Rave abusivo alla Sapienza, morto il giovane che ha scavalcato i cancelli” – il Messaggero.

Questi sono alcuni dei titoli che il 23 giugno hanno occupato le pagine dei quotidiani nazionali all’indomani dell’incidente, occorso alla Sapienza la notte tra il 21 e il 22, che ha provocato la prematura scomparsa di Francesco Ginese.

Come ormai molti di voi sapranno, lo studente foggiano si è procurato la ferita, poi rivelatasi fatale, nel tentativo di scavalcare le mura della città universitaria, forse per evitare la lunga fila e la libera sottoscrizione prevista all’entrata della seconda della due giorni di musica, dibattiti, giochi e sport.

Musica, dibattiti, giochi e sport, organizzati da studenti, per studenti.

Perché, checché ne dicano giornalisti o male informati (magari anche in buona fede) che in questi giorni sembrano aver scoperto un mostro che si aggira per le università italiane, questo era il programma della Notte bianca alla Sapienza.

Zero permessi e niente scontrini: ecco il business dei party universitari abusivi”.

Sapienza, un centro sociale occupato nell’ateneo: la cabina di regia dei rave illegali”.

Eccoli di nuovo, nei giorni successivi al fattaccio, i titoli de il Messaggero, firmati dall’irreprensibile Marco Pasqua, vero alfiere della legalità più reazionaria e della menzogna più meschina nei confronti di qualsivoglia momento di alterità politico-sociale presente nella capitale.
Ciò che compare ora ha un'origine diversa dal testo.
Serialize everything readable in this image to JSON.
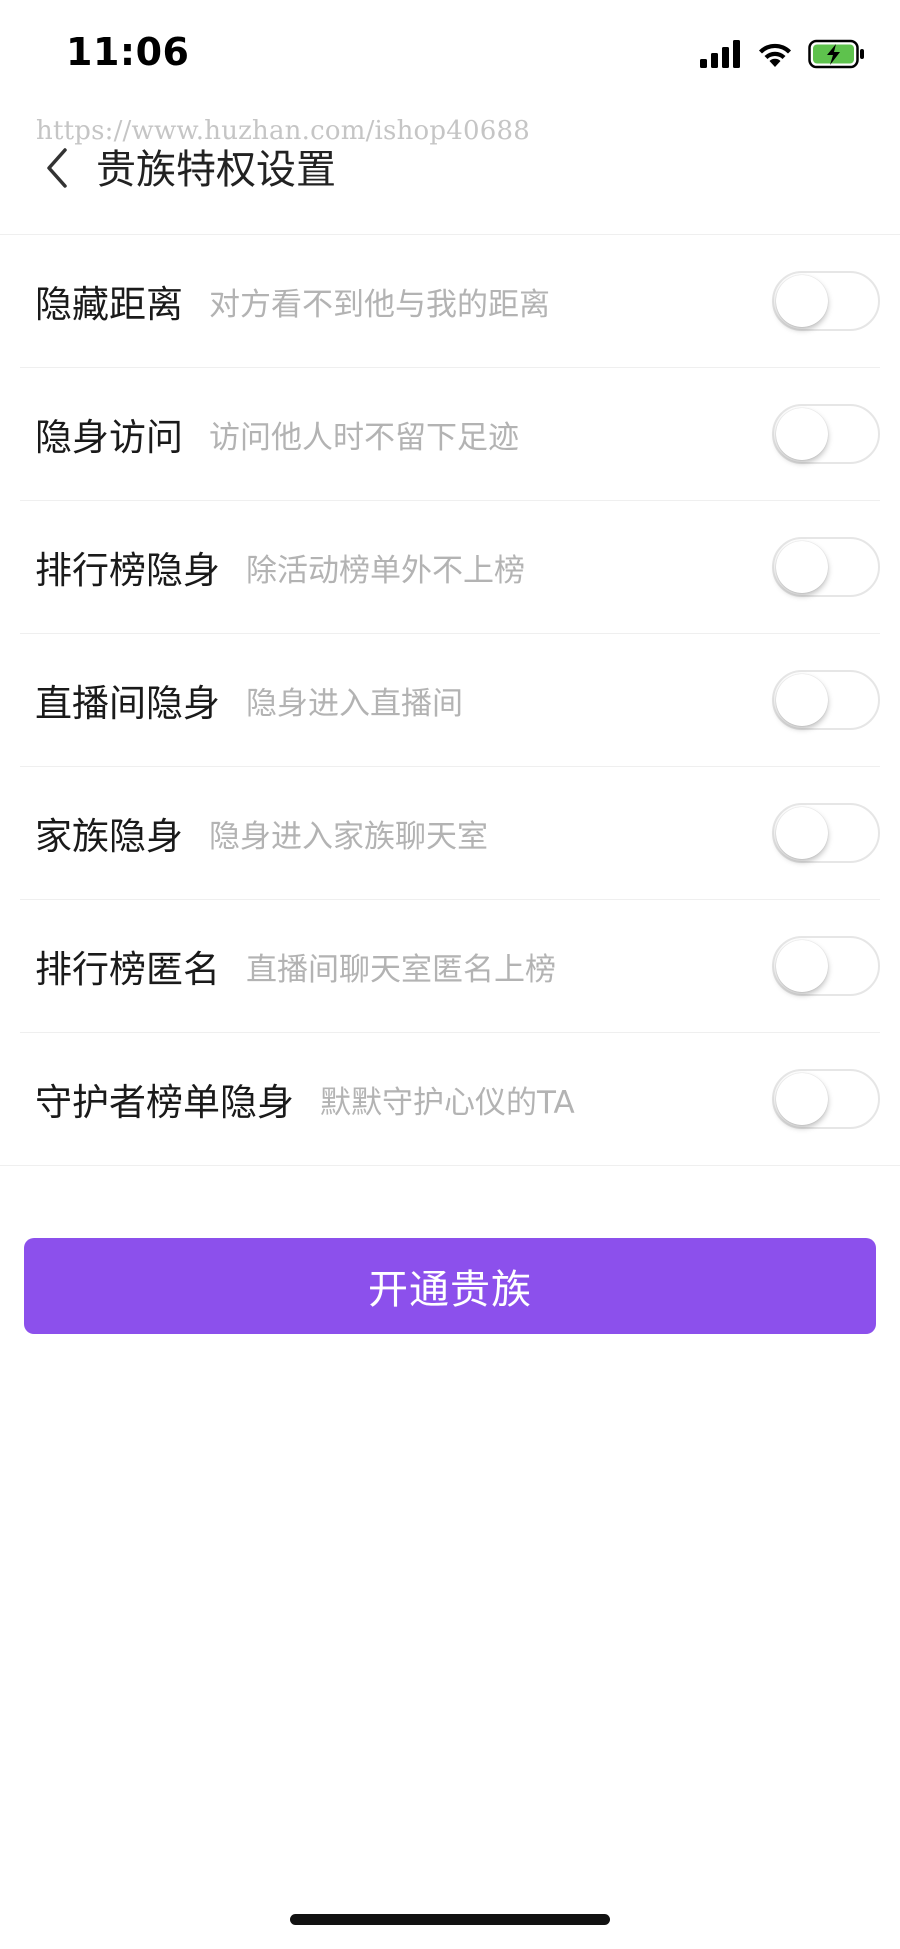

E così, nella narrazione generale si racconta di un rave che tira dritto fino al mattino nonostante l’incidente, di cocktail a basso costo per aumentare lo sballo, di «Repubblica indipendente» per la messa in piedi di un business abusivo su cui fare una montagna di soldi, con buona pace di quei poveri studenti – quelli “veri” – che in ateneo ci vanno per studiare davvero… come se organizzare un momento collettivo in un venerdì sera abbia mai impedito a qualcuno di affrontare regolarmente la sessione d’esame.

Eppure, l’invenzione del mostro da sbattere in prima pagina non è, in questo caso, una “trovata giornalistica” rispetto a un caso isolato di cronaca, perché per l’occasione l’obiettivo di turno è l’espressione di un pezzo di questa società che da anni sta subendo un attacco pesantissimo, frontale, da parte di tutti i governi e le amministrazioni che si sono succeduti nel paese come nella città: stiamo parlando del movimento universitario.

La messa in croce dei compagni che hanno organizzato la due giorni alla Sapienza risponde infatti a una precisa logica che ha visto nell’accoppiata Minniti-Salvini l’occasione di un’accelerazione importante, e che col cosiddetto Salvini bis mira a mettere una seria ipoteca sulle possibilità di espressione di un pensiero, di una visione di mondo, altra rispetto a quella della società odierna (o quantomeno, imporranno un profondo ripensamento delle pratiche possibili).

Per questi motivi, parallelamente a quelle necessità che dovranno affrontare i ragazzi e le ragazze della Notte bianca per rispondere dei fatti del 21 sera, le possibili implicazioni del prossimo periodo riguardano tutte le realtà politiche (della Sapienza in primis) che operano all’interno degli atenei.

Sul piano dell’agibilità politica, la possibilità di una stretta repressiva, ci sembra, necessiti di una riflessione comune a un problema altrettanto diffuso, specialmente in un passaggio storico in cui l’università sconta, bisogna ammetterlo, una seria difficoltà alla mobilitazione. Su quello istituzionale invece, la ricorrenza di questi giorni dei venti anni del Bologna process è la tappa contingente con cui l’Unione europea tenta di coprire i disastri provocati dal processo di integrazione, nel caso specifico, nell’ambito della formazione.

Senza ombra di dubbio, quanto accaduto venerdì è un enorme tragedia causata da una fatalità. Su questo, le forze della repressione potrebbero far leva (in barba al silenzio rispettoso del dolore dei familiari che invece richiederebbe tale occasione) per compiere un altro passo verso quell’ipotesi di mondo che non prevede nessuna alternativa al capitalismo più liberista, predatorio e repressivo.

A noi, che in questo passaggio storico ci troviamo a operare, il dovere di difenderci e l’onere di organizzare la controffensiva.